If the inverse matrix of $A = \begin{bmatrix} 2 & 3 \\ 1 & -4 \end{bmatrix}$ is $A^{-1} = \begin{bmatrix} a & 3/11 \\ 1/11 & b \end{bmatrix}$,then $a+b=$ . . . . . . .

If every element of a square non-singular matrix $A$ of order $n$ is multiplied by $k$ and the new matrix is denoted by $B$,then how are $|A^{-1}|$ and $|B^{-1}|$ related?

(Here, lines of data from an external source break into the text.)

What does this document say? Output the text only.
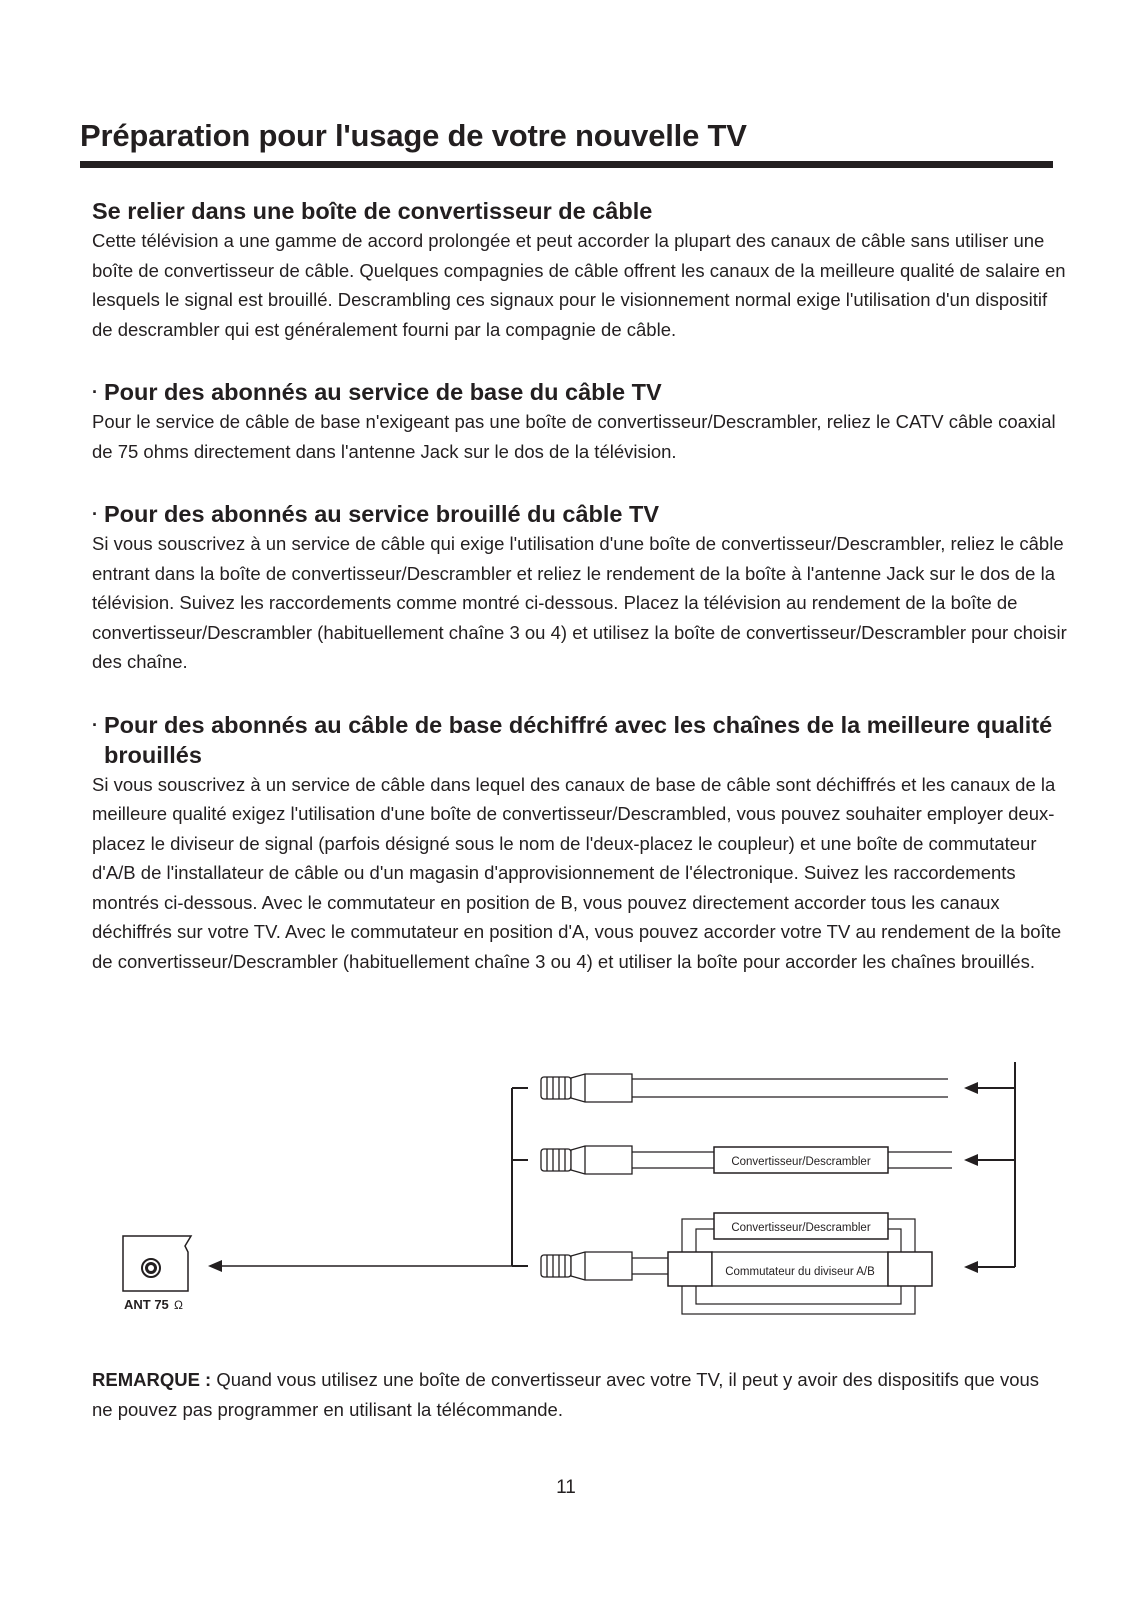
Préparation pour l'usage de votre nouvelle TV
Se relier dans une boîte de convertisseur de câble

Cette télévision a une gamme de accord prolongée et peut accorder la plupart des canaux de câble sans utiliser une boîte de convertisseur de câble. Quelques compagnies de câble offrent les canaux de la meilleure qualité de salaire en lesquels le signal est brouillé. Descrambling ces signaux pour le visionnement normal exige l'utilisation d'un dispositif de descrambler qui est généralement fourni par la compagnie de câble.

· Pour des abonnés au service de base du câble TV

Pour le service de câble de base n'exigeant pas une boîte de convertisseur/Descrambler, reliez le CATV câble coaxial de 75 ohms directement dans l'antenne Jack sur le dos de la télévision.

· Pour des abonnés au service brouillé du câble TV

Si vous souscrivez à un service de câble qui exige l'utilisation d'une boîte de convertisseur/Descrambler, reliez le câble entrant dans la boîte de convertisseur/Descrambler et reliez le rendement de la boîte à l'antenne Jack sur le dos de la télévision. Suivez les raccordements comme montré ci-dessous. Placez la télévision au rendement de la boîte de convertisseur/Descrambler (habituellement chaîne 3 ou 4) et utilisez la boîte de convertisseur/Descrambler pour choisir des chaîne.

· Pour des abonnés au câble de base déchiffré avec les chaînes de la meilleure qualité brouillés

Si vous souscrivez à un service de câble dans lequel des canaux de base de câble sont déchiffrés et les canaux de la meilleure qualité exigez l'utilisation d'une boîte de convertisseur/Descrambled, vous pouvez souhaiter employer deux-placez le diviseur de signal (parfois désigné sous le nom de l'deux-placez le coupleur) et une boîte de commutateur d'A/B de l'installateur de câble ou d'un magasin d'approvisionnement de l'électronique. Suivez les raccordements montrés ci-dessous. Avec le commutateur en position de B, vous pouvez directement accorder tous les canaux déchiffrés sur votre TV. Avec le commutateur en position d'A, vous pouvez accorder votre TV au rendement de la boîte de convertisseur/Descrambler (habituellement chaîne 3 ou 4) et utiliser la boîte pour accorder les chaînes brouillés.

ANT 75 Ω
Convertisseur/Descrambler
Convertisseur/Descrambler
Commutateur du diviseur A/B
REMARQUE : Quand vous utilisez une boîte de convertisseur avec votre TV, il peut y avoir des dispositifs que vous ne pouvez pas programmer en utilisant la télécommande.
11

If $A=\begin{bmatrix} 2a & -3b \\ 3 & 2 \end{bmatrix}$ and $A \cdot \operatorname{adj} A = A A^{T}$,then $2a + 3b$ is

If $A=\begin{bmatrix} 0 & 1 & 2 \\ 1 & 2 & 3 \\ 3 & x & 1 \end{bmatrix}$ and $A^{-1}=\frac{1}{2}\begin{bmatrix} 1 & -1 & 1 \\ -8 & 6 & 2y \\ 5 & -3 & 1 \end{bmatrix}$,then the point $(x, y)$ lies on the curve represented by the equation:

Let $A$ be a matrix of order $3 \times 3$ and $\det(A) = 2$. Then $\det(\det(A) \cdot \operatorname{adj}(5 \operatorname{adj}(A^3)))$ is equal to:

Assertion $(A)$: If $B$ is a $3 \times 3$ matrix and $|B|=6$,then $|\operatorname{Adj}(B)|=36$.
Reason $(R)$: If $B$ is a square matrix of order $n$,then $|\operatorname{Adj}(B)|=|B|^{n}$.